The siblings pleaded guilty to recklessly causing serious injury, with the older brother also admitting to damaging a car before the assault.
“The behaviour of my client is accepted as being outrageous,” defence barrister Tim Smurthwaite told the Victorian County Court on Wednesday.
Jay Stephens took eight Xanax anti-anxiety pills and drank about $300 worth of alcohol on the day of the attack because he was depressed about not seeing his young child interstate, Mr Smurthwaite said.
He had left Queensland while on parole for violent offending in the state, breaching his conditions.
Despite past violent offending, the lawyer argued the 21-year-old shouldn’t have extra jail time on top of what he spent behind bars awaiting sentence.
Stephens also apologised to Mr O’Neill through his lawyer.
“It’s a quantum leap in offending,” Judge Lacava said of Jay Stephens’ latest crimes.
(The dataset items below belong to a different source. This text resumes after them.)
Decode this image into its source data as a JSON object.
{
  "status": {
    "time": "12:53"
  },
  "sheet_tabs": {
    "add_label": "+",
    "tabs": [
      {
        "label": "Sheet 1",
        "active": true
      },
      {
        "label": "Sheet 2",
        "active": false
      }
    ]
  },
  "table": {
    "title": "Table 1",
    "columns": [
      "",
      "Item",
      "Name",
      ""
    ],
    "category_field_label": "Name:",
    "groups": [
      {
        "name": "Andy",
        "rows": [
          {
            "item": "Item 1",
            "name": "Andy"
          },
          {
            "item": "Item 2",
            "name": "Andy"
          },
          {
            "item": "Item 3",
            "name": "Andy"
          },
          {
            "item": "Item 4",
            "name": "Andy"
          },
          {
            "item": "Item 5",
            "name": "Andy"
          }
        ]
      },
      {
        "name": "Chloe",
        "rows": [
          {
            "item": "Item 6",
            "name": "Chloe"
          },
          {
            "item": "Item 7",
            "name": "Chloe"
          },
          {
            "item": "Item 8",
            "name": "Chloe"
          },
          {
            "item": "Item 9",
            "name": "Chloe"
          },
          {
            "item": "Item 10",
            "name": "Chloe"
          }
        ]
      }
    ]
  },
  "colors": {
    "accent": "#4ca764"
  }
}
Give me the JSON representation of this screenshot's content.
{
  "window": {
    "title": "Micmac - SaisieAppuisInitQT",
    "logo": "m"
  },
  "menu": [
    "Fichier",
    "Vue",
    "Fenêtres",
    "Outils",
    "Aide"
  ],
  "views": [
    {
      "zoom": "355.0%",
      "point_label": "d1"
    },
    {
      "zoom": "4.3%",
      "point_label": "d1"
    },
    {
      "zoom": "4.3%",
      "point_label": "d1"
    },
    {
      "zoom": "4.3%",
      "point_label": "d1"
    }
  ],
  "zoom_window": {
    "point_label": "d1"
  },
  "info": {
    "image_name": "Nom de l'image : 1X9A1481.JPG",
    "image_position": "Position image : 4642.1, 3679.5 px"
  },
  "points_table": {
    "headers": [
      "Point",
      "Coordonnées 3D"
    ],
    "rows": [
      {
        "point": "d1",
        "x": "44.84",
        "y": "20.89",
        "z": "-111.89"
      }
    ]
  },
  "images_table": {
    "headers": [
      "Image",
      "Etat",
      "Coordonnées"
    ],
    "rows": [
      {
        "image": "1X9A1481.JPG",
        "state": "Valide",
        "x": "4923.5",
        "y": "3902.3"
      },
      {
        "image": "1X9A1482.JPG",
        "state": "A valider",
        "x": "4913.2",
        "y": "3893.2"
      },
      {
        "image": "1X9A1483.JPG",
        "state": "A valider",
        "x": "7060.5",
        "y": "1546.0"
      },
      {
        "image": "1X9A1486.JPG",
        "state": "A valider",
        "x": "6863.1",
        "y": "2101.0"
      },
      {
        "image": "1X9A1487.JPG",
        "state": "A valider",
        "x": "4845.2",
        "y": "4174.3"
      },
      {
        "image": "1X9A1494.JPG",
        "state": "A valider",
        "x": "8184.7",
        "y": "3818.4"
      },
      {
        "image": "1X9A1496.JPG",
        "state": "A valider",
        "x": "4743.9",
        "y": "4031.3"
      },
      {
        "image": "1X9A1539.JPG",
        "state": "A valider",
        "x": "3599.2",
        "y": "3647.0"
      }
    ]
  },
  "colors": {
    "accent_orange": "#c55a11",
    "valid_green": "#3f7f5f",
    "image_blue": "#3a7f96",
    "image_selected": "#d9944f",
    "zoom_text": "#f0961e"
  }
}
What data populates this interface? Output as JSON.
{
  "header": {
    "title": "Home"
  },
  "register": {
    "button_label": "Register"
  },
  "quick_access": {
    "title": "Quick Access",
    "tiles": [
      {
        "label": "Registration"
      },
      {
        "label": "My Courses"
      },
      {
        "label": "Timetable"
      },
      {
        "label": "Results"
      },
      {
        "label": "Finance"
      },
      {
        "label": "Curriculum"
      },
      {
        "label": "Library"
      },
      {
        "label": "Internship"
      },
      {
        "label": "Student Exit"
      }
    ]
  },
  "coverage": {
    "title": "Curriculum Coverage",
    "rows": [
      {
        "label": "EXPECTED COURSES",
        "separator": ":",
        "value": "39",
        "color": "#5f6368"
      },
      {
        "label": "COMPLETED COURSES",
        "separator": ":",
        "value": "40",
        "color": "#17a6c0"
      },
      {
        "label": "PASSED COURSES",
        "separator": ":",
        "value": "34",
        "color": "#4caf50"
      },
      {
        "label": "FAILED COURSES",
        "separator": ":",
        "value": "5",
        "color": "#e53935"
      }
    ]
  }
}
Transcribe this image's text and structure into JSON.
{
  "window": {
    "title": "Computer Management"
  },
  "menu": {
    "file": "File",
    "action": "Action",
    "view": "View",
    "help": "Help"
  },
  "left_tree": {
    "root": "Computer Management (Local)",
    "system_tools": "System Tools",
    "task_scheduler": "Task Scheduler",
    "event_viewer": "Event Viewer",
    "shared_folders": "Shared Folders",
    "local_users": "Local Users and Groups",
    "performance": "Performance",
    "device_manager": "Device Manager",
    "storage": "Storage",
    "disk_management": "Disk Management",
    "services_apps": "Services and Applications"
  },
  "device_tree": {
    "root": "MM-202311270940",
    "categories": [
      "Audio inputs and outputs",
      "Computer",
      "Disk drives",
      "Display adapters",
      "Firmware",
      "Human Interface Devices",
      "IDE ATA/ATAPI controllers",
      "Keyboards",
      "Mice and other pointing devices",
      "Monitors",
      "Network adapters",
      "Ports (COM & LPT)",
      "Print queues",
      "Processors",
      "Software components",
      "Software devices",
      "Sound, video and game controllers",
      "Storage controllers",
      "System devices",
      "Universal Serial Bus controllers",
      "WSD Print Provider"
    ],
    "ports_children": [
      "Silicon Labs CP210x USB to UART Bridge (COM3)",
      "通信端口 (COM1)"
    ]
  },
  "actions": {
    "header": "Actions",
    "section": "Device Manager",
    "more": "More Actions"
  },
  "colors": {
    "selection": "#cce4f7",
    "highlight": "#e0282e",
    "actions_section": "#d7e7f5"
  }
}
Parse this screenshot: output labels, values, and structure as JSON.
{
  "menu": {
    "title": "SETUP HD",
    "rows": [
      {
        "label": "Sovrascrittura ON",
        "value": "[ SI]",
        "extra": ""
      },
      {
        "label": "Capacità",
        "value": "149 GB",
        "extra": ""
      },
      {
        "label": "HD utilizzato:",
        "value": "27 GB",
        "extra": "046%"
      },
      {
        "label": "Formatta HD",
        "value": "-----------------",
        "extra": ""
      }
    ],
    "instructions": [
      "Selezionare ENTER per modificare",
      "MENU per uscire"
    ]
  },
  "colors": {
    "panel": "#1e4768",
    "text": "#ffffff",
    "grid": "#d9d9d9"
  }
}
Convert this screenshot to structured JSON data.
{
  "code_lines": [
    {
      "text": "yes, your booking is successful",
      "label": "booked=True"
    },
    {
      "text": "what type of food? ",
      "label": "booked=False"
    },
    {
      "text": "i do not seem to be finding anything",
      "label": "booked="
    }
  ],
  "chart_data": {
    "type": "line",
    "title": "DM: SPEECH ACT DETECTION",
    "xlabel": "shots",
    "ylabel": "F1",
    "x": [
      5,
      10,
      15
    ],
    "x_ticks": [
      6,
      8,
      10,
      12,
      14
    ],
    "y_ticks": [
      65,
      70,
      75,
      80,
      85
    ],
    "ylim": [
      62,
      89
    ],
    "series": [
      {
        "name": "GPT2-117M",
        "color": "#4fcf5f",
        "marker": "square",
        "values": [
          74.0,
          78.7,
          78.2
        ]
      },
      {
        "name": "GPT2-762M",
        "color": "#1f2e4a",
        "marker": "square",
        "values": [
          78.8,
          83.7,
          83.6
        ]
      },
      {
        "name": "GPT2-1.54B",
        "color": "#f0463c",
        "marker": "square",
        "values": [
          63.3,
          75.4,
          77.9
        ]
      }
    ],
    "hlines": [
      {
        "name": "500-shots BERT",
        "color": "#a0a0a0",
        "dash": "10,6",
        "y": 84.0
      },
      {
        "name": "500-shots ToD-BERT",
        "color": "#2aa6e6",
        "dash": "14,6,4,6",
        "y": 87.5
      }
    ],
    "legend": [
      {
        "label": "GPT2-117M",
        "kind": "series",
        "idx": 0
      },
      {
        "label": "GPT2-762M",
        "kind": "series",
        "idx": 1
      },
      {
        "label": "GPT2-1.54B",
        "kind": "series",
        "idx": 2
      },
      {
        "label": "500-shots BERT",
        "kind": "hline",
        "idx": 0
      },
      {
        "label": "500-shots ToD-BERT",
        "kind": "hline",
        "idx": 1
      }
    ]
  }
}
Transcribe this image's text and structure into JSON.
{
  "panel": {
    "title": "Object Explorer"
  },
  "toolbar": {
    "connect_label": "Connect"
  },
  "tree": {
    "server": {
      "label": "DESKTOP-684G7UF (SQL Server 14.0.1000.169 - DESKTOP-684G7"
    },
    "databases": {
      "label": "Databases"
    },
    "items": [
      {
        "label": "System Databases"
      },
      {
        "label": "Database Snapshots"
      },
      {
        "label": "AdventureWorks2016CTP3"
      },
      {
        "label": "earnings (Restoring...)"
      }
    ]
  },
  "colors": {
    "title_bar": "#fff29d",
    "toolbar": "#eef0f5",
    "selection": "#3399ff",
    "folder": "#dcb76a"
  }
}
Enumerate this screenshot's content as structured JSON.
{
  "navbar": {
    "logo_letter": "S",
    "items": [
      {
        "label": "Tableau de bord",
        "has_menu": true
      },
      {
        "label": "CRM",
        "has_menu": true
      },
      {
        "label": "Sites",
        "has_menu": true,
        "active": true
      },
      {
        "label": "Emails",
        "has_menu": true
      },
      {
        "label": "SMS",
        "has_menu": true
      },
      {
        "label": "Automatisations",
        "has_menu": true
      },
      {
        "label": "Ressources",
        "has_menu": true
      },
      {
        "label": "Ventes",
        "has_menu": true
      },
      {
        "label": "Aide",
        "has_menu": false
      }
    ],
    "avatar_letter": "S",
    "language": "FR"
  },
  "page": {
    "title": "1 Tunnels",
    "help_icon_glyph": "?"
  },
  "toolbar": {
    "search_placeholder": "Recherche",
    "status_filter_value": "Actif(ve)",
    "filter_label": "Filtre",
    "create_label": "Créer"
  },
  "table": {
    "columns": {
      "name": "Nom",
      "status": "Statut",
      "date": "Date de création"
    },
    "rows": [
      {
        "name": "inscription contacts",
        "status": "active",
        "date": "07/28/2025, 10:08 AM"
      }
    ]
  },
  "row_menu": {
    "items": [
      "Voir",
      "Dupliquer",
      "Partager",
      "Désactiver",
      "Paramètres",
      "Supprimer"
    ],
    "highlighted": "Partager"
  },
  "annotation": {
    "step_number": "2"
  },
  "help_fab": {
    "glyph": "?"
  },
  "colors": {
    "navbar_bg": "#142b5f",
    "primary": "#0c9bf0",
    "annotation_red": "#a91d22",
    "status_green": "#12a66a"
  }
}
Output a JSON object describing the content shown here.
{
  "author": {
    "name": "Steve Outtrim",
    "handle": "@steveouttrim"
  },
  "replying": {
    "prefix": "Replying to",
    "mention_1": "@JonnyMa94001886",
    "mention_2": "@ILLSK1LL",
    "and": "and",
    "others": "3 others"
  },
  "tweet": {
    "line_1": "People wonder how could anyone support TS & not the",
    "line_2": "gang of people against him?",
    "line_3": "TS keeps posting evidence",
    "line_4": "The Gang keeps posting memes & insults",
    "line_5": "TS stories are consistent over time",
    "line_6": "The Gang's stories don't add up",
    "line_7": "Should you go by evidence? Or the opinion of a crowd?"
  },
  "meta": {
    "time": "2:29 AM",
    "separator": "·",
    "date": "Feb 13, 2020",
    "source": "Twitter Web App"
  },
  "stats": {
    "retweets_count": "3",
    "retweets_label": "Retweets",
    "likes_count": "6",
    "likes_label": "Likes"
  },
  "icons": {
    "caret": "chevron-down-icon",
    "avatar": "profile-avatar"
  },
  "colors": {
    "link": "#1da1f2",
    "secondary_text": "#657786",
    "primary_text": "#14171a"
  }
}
The brothers had been drinking together and threatened tennis players in Malvern East before the assault, the prosecutor said.
On a train shortly before the bashing, witnesses heard the older brother say: “I don’t care if we end up in jail tonight”, with the younger sibling throwing up.
They were kicked off the train at Heyington station, where Mr O’Neill followed them onto the school grounds because he was concerned about their behaviour.
Mr O’Neill was left with broken ribs, bleeding on the brain and in the chest and was off work for several months after the attack.
While the physical injuries would heal, the police officer was left “hypervigilant” and often felt uneasy and on-edge around people.
Isaiah Stephens is being assessed for a community-based sentence rather than jail time.
The teenager was also in a “drunken state” and joined in after he saw his brother involved in a fight.
“He has terrible embarrassment about causing injury to anyone, in particular an old man,” lawyer Simon Moglia said.
The lawyer labelled the attack “inexcusable, unprovoked and troubling”, but said the teen had no prior criminal history and had a deprived background.
“It leaps off the page that his troubled life has left him without the necessary skills and a psychological injury,” Judge Lacava said of a report that left him “very moved”.
But the judge said their sentences must reflect the denunciation of “such thuggery”.
The brothers hugged in the dock before Jay Stephens was taken back into custody.
They will be sentenced later this month.